I originally thought numerical linear algebra was the course to start learning how to optimize numerical computations
Numerical linear algebra is a start for learning how to do optimized numerical computation. It just isn't an end. Trefethen's book is a solid introduction to the foundations of algorithmic design; algorithmic design is the most mathematical aspect of numerical computation, though not all of it is linear algebraic.
There are, however, many further (mathematical) topics in the field that you can pursue to further your understanding. Some broader coverage of numerical analysis is also helpful (see, for example, Higham's book Accuracy and Stability of Numerical Algorithms), as well as a wealth of literature on parallel computation, much of which is unfortunately still too state-of-the-art for there to be a single concise up-to-date textbook. During my own graduate studies I followed online materials from courses; see for example UC Berkeley's parallel computation course.

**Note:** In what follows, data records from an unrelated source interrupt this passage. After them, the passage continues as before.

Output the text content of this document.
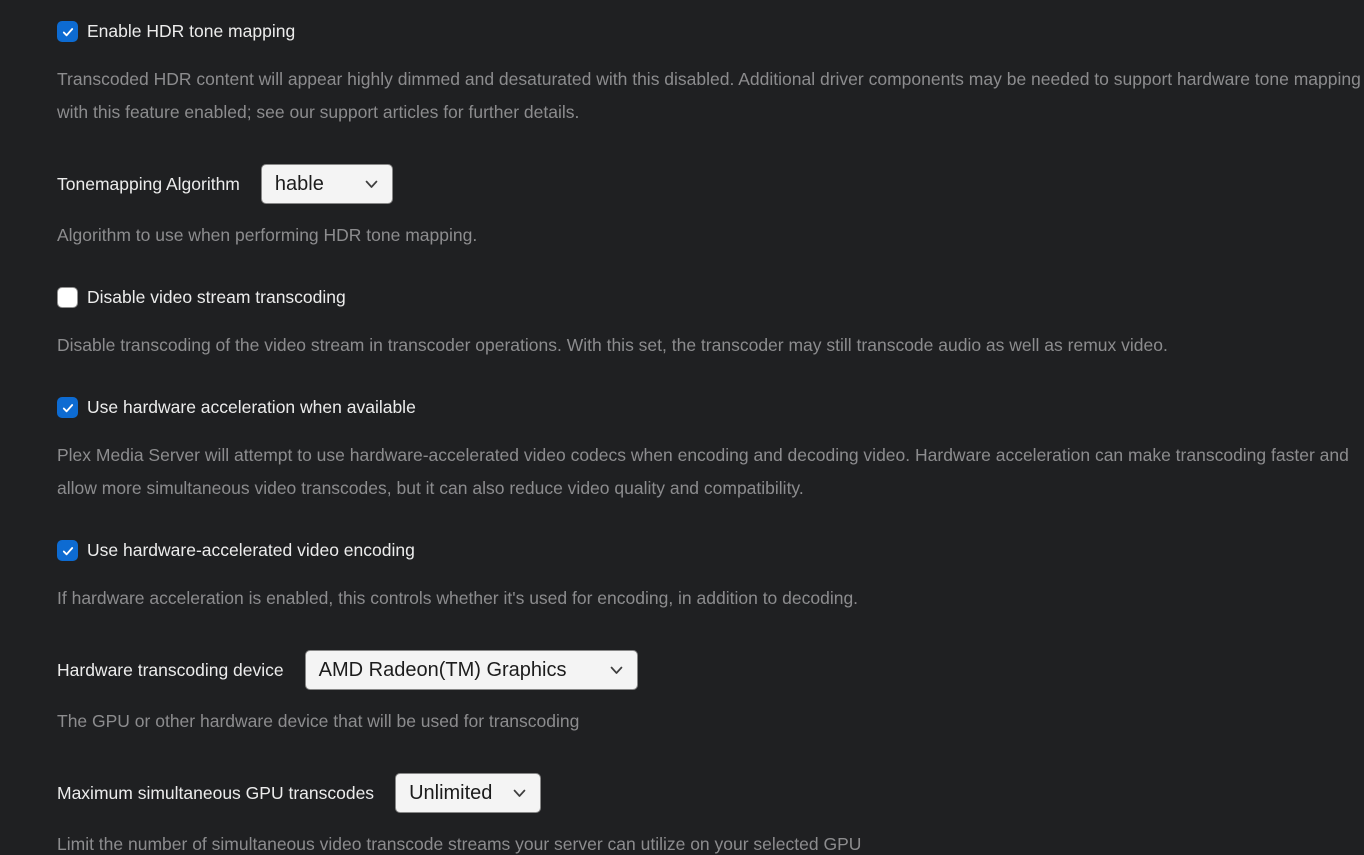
Enable HDR tone mapping
Transcoded HDR content will appear highly dimmed and desaturated with this disabled. Additional driver components may be needed to support hardware tone mapping
with this feature enabled; see our support articles for further details.
Tonemapping Algorithm hable
Algorithm to use when performing HDR tone mapping.
Disable video stream transcoding
Disable transcoding of the video stream in transcoder operations. With this set, the transcoder may still transcode audio as well as remux video.
Use hardware acceleration when available
Plex Media Server will attempt to use hardware-accelerated video codecs when encoding and decoding video. Hardware acceleration can make transcoding faster and
allow more simultaneous video transcodes, but it can also reduce video quality and compatibility.
Use hardware-accelerated video encoding
If hardware acceleration is enabled, this controls whether it's used for encoding, in addition to decoding.
Hardware transcoding device AMD Radeon(TM) Graphics
The GPU or other hardware device that will be used for transcoding
Maximum simultaneous GPU transcodes Unlimited
Limit the number of simultaneous video transcode streams your server can utilize on your selected GPU
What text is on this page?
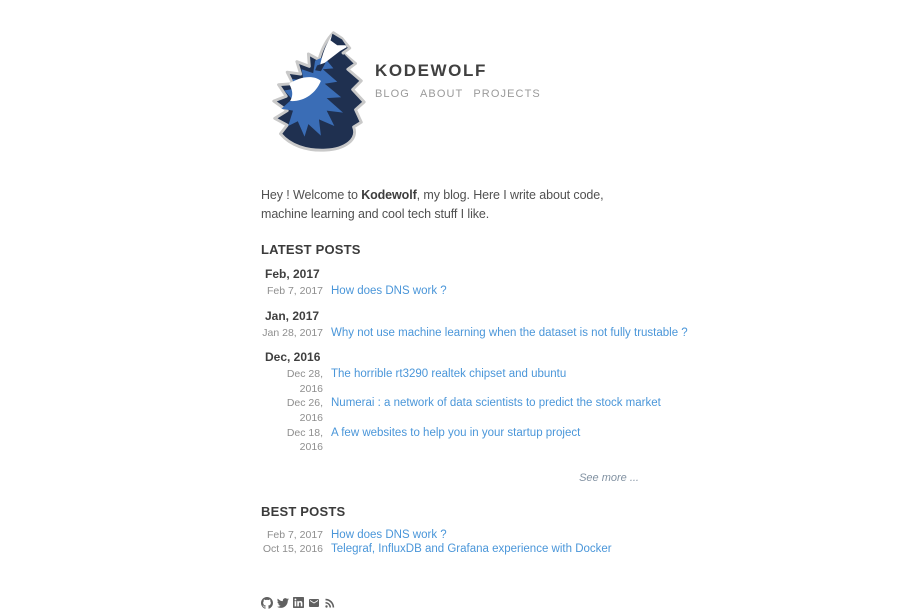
KODEWOLF
BLOG ABOUT PROJECTS
Hey ! Welcome to Kodewolf, my blog. Here I write about code, machine learning and cool tech stuff I like.
LATEST POSTS
Feb, 2017
Feb 7, 2017 How does DNS work ?
Jan, 2017
Jan 28, 2017 Why not use machine learning when the dataset is not fully trustable ?
Dec, 2016
Dec 28, 2016
The horrible rt3290 realtek chipset and ubuntu
Dec 26, 2016
Numerai : a network of data scientists to predict the stock market
Dec 18, 2016
A few websites to help you in your startup project
See more ...
BEST POSTS
Feb 7, 2017 How does DNS work ?
Oct 15, 2016 Telegraf, InfluxDB and Grafana experience with Docker
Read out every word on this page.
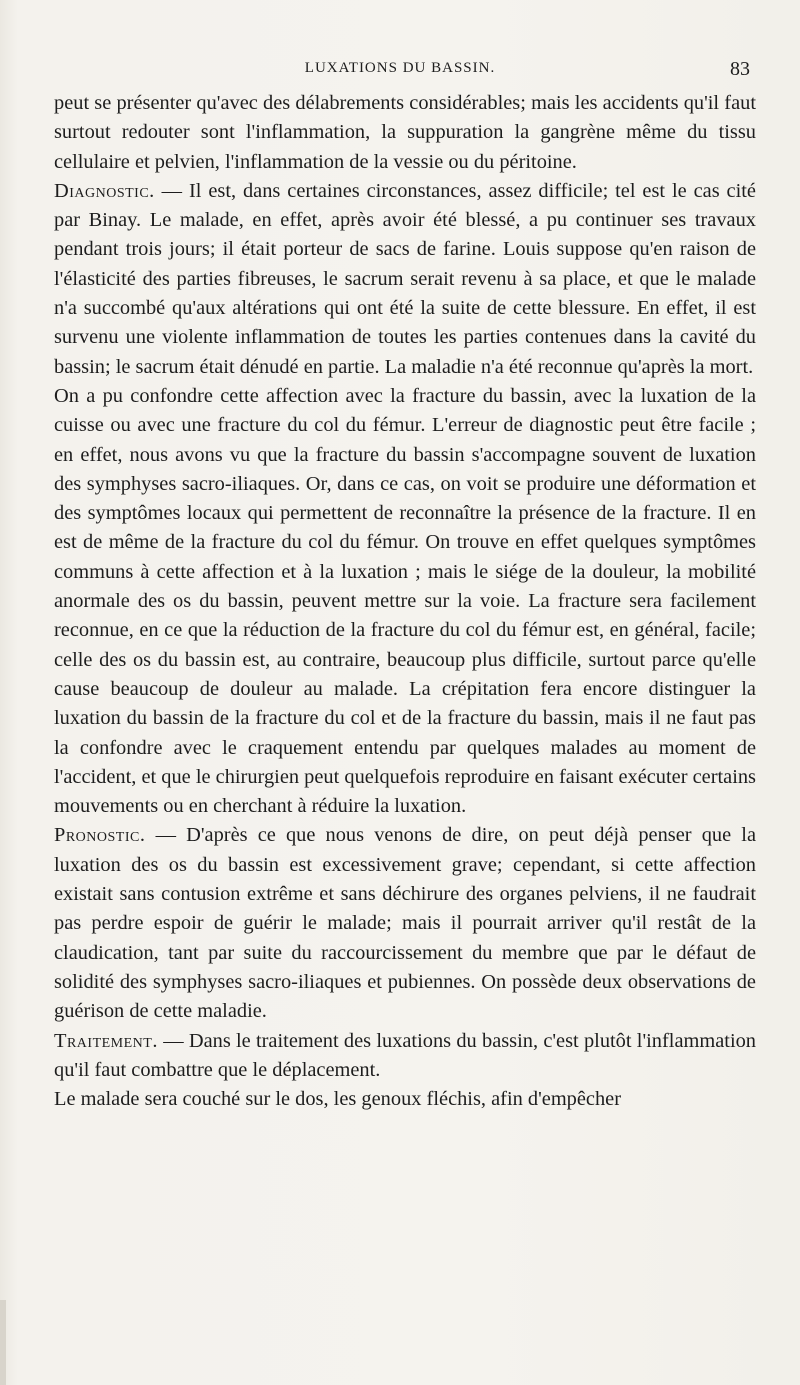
LUXATIONS DU BASSIN.	83

peut se présenter qu'avec des délabrements considérables; mais les accidents qu'il faut surtout redouter sont l'inflammation, la suppuration la gangrène même du tissu cellulaire et pelvien, l'inflammation de la vessie ou du péritoine.

Diagnostic. — Il est, dans certaines circonstances, assez difficile; tel est le cas cité par Binay. Le malade, en effet, après avoir été blessé, a pu continuer ses travaux pendant trois jours; il était porteur de sacs de farine. Louis suppose qu'en raison de l'élasticité des parties fibreuses, le sacrum serait revenu à sa place, et que le malade n'a succombé qu'aux altérations qui ont été la suite de cette blessure. En effet, il est survenu une violente inflammation de toutes les parties contenues dans la cavité du bassin; le sacrum était dénudé en partie. La maladie n'a été reconnue qu'après la mort.

On a pu confondre cette affection avec la fracture du bassin, avec la luxation de la cuisse ou avec une fracture du col du fémur. L'erreur de diagnostic peut être facile ; en effet, nous avons vu que la fracture du bassin s'accompagne souvent de luxation des symphyses sacro-iliaques. Or, dans ce cas, on voit se produire une déformation et des symptômes locaux qui permettent de reconnaître la présence de la fracture. Il en est de même de la fracture du col du fémur. On trouve en effet quelques symptômes communs à cette affection et à la luxation ; mais le siége de la douleur, la mobilité anormale des os du bassin, peuvent mettre sur la voie. La fracture sera facilement reconnue, en ce que la réduction de la fracture du col du fémur est, en général, facile; celle des os du bassin est, au contraire, beaucoup plus difficile, surtout parce qu'elle cause beaucoup de douleur au malade. La crépitation fera encore distinguer la luxation du bassin de la fracture du col et de la fracture du bassin, mais il ne faut pas la confondre avec le craquement entendu par quelques malades au moment de l'accident, et que le chirurgien peut quelquefois reproduire en faisant exécuter certains mouvements ou en cherchant à réduire la luxation.

Pronostic. — D'après ce que nous venons de dire, on peut déjà penser que la luxation des os du bassin est excessivement grave; cependant, si cette affection existait sans contusion extrême et sans déchirure des organes pelviens, il ne faudrait pas perdre espoir de guérir le malade; mais il pourrait arriver qu'il restât de la claudication, tant par suite du raccourcissement du membre que par le défaut de solidité des symphyses sacro-iliaques et pubiennes. On possède deux observations de guérison de cette maladie.

Traitement. — Dans le traitement des luxations du bassin, c'est plutôt l'inflammation qu'il faut combattre que le déplacement.

Le malade sera couché sur le dos, les genoux fléchis, afin d'empêcher
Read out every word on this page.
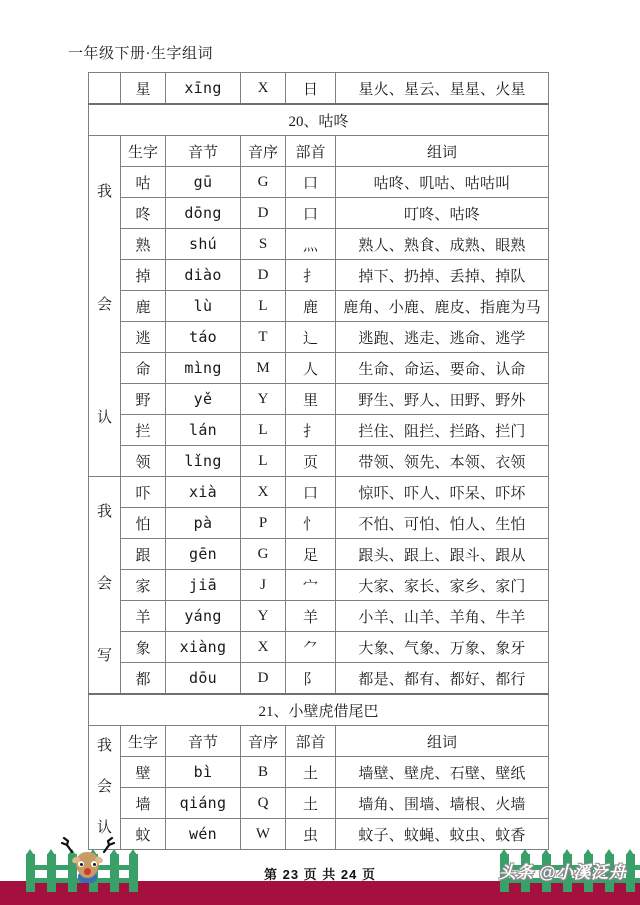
一年级下册·生字组词
	星	xīng	X	日	星火、星云、星星、火星
20、咕咚					

我
会
认	生字	音节	音序	部首	组词
	咕	gū	G	口	咕咚、叽咕、咕咕叫
	咚	dōng	D	口	叮咚、咕咚
	熟	shú	S	灬	熟人、熟食、成熟、眼熟
	掉	diào	D	扌	掉下、扔掉、丢掉、掉队
	鹿	lù	L	鹿	鹿角、小鹿、鹿皮、指鹿为马
	逃	táo	T	辶	逃跑、逃走、逃命、逃学
	命	mìng	M	人	生命、命运、要命、认命
	野	yě	Y	里	野生、野人、田野、野外
	拦	lán	L	扌	拦住、阻拦、拦路、拦门
	领	lǐng	L	页	带领、领先、本领、衣领

我
会
写	吓	xià	X	口	惊吓、吓人、吓呆、吓坏
	怕	pà	P	忄	不怕、可怕、怕人、生怕
	跟	gēn	G	足	跟头、跟上、跟斗、跟从
	家	jiā	J	宀	大家、家长、家乡、家门
	羊	yáng	Y	羊	小羊、山羊、羊角、牛羊
	象	xiàng	X	⺈	大象、气象、万象、象牙
	都	dōu	D	阝	都是、都有、都好、都行
21、小壁虎借尾巴					

我
会
认	生字	音节	音序	部首	组词
	壁	bì	B	土	墙壁、壁虎、石壁、壁纸
	墙	qiáng	Q	土	墙角、围墙、墙根、火墙
	蚊	wén	W	虫	蚊子、蚊蝇、蚊虫、蚊香
第 23 页 共 24 页	头条 @小溪泛舟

However, the reality of the situation is that numerical computation is not solely mathematical. We perform our computation not with abstract Turing machines, but with electronic computers. Therefore, the hardware constraints of specific electronic computer configurations become extremely important. As a simple example, one of the basic considerations to make when coding an algorithm is which data to store in memory for future recall. If performance is important, then these considerations are based upon physical access times to different forms of memory; modern CPUs have several levels of memory cache that are much smaller but have faster access time compared to the larger system memory. These access times are based upon the electronic wiring and can vary not only based on the particular model of CPU, but also on the physical manufacturing properties that can differ very slightly between individual CPUs of the same model.
Another large topic I encourage you to read into is GPU-based computation. Once again, the primary considerations are hardware-based rather than mathematical, based upon the highly parallel, shared-memory nature of GPUs.